Grief and death doulas are people who are unafraid of your grief. We step right into the center of it with you and ask: what do you need?

I often provide personalized support for grieving people by taking a layer of organization and day-to-day functioning of your plate for a while while offering space to process your grief to the extent you wish. Grieving is exhausting and lasts (forever?) longer than most people around us acknowledge. Support is needed far beyond the first few days of a loss of someone of significance.

I can:

  • provide scheduled meals cooked and delivered to specification (including child-friendly options available)

  • organize meal trains and other community support

  • be a flexible and non-judgemental presence to deal with cooking, cleaning, children, grief support, and errands all in the same afternoon

  • help you coordinate end-of-life tasks

  • help you honor the life of the person gone

  • go for walks, read aloud to you, listen to or read something and talk with you about it (podcasts, books, memes, etc.)

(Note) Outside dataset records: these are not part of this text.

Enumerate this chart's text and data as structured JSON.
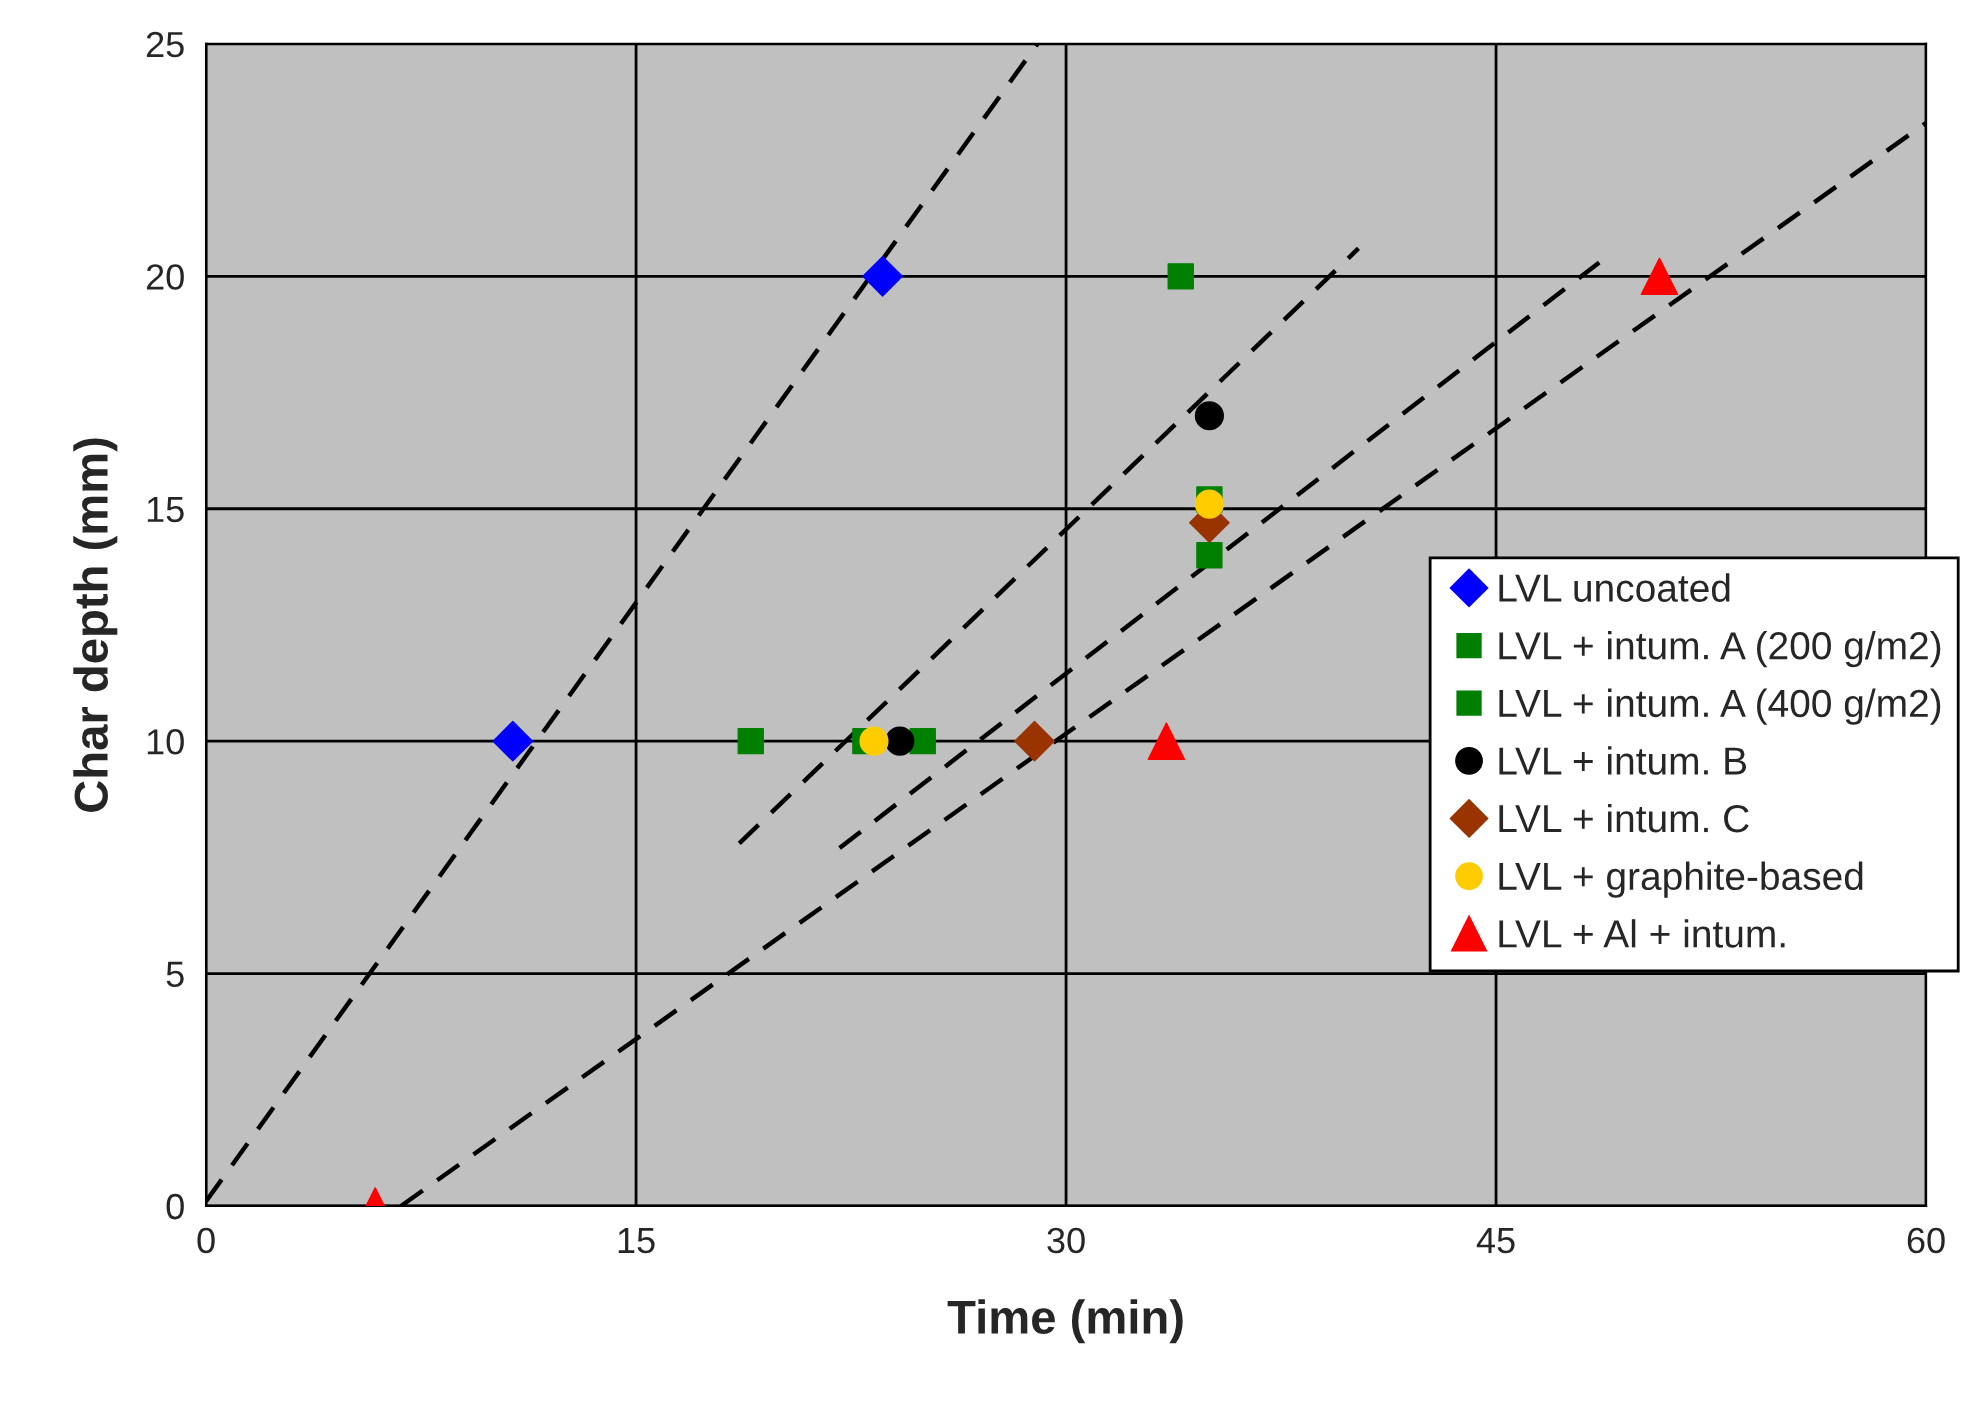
{
  "chart_data": {
    "type": "scatter",
    "xlabel": "Time (min)",
    "ylabel": "Char depth (mm)",
    "xlim": [
      0,
      60
    ],
    "ylim": [
      0,
      25
    ],
    "xticks": [
      0,
      15,
      30,
      45,
      60
    ],
    "yticks": [
      0,
      5,
      10,
      15,
      20,
      25
    ],
    "grid": true,
    "legend": "right",
    "series": [
      {
        "name": "LVL uncoated",
        "color": "#0000ff",
        "marker": "diamond",
        "x": [
          10.7,
          23.6
        ],
        "values": [
          10,
          20
        ]
      },
      {
        "name": "LVL + intum. A (200 g/m2)",
        "color": "#008000",
        "marker": "square",
        "x": [
          19.0,
          34.0
        ],
        "values": [
          10,
          20
        ]
      },
      {
        "name": "LVL + intum. A (400 g/m2)",
        "color": "#008000",
        "marker": "square",
        "x": [
          23.0,
          25.0,
          35.0,
          35.0
        ],
        "values": [
          10,
          10,
          15.2,
          14.0
        ]
      },
      {
        "name": "LVL + intum. B",
        "color": "#000000",
        "marker": "circle",
        "x": [
          24.2,
          35.0
        ],
        "values": [
          10,
          17.0
        ]
      },
      {
        "name": "LVL + intum. C",
        "color": "#993300",
        "marker": "diamond",
        "x": [
          28.9,
          35.0
        ],
        "values": [
          10,
          14.7
        ]
      },
      {
        "name": "LVL + graphite-based",
        "color": "#ffcc00",
        "marker": "circle",
        "x": [
          23.3,
          35.0
        ],
        "values": [
          10,
          15.1
        ]
      },
      {
        "name": "LVL + Al + intum.",
        "color": "#ff0000",
        "marker": "triangle",
        "x": [
          5.9,
          33.5,
          50.7
        ],
        "values": [
          0,
          10,
          20
        ]
      },
      {
        "type": "line",
        "color": "#000000",
        "line_style": "dashed",
        "marker": "none",
        "x": [
          0,
          29.0
        ],
        "values": [
          0.1,
          25
        ]
      },
      {
        "type": "line",
        "color": "#000000",
        "line_style": "dashed",
        "marker": "none",
        "x": [
          18.6,
          40.2
        ],
        "values": [
          7.8,
          20.6
        ]
      },
      {
        "type": "line",
        "color": "#000000",
        "line_style": "dashed",
        "marker": "none",
        "x": [
          22.1,
          48.6
        ],
        "values": [
          7.7,
          20.3
        ]
      },
      {
        "type": "line",
        "color": "#000000",
        "line_style": "dashed",
        "marker": "none",
        "x": [
          6.8,
          60
        ],
        "values": [
          0,
          23.3
        ]
      }
    ]
  }
}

  • be “alone together”; often grievers don’t want to be physically alone but they do not want active engagement the whole time either

  • if it’s in my doula realm, I’m game!

The Well of Grief

Those who will not slip beneath
    the still surface on the well of grief,

turning down through its black water
    to the place we cannot breathe,

will never know the source from which we drink,
    the secret water, cold and clear,

nor find in the darkness glimmering,
    the small round coins,
          thrown by those who wished for something else.

— David Whyte

Grief Resources

Herbal Support for Phases of Grief

Griefcare can be shaped as you need it. I have been a lap to weep into, a spreadsheet maker, a meal train organizer, a home funeral organizer, a referrer, someone to hold your crying baby while you cry, a grounded voice during tense moments, and someone not afraid when you scream out in rage or hopelessness. Sometimes we just want someone else to be in the house busying themselves. Sometimes we need anyone who isn’t afraid of our feelings.

Grief only knows how to grow when kept inside and experienced alone. When processed other ways, it can—maybe, with great care and patience—be encouraged to grow into a different shape, one just a bit easier or softer to carry.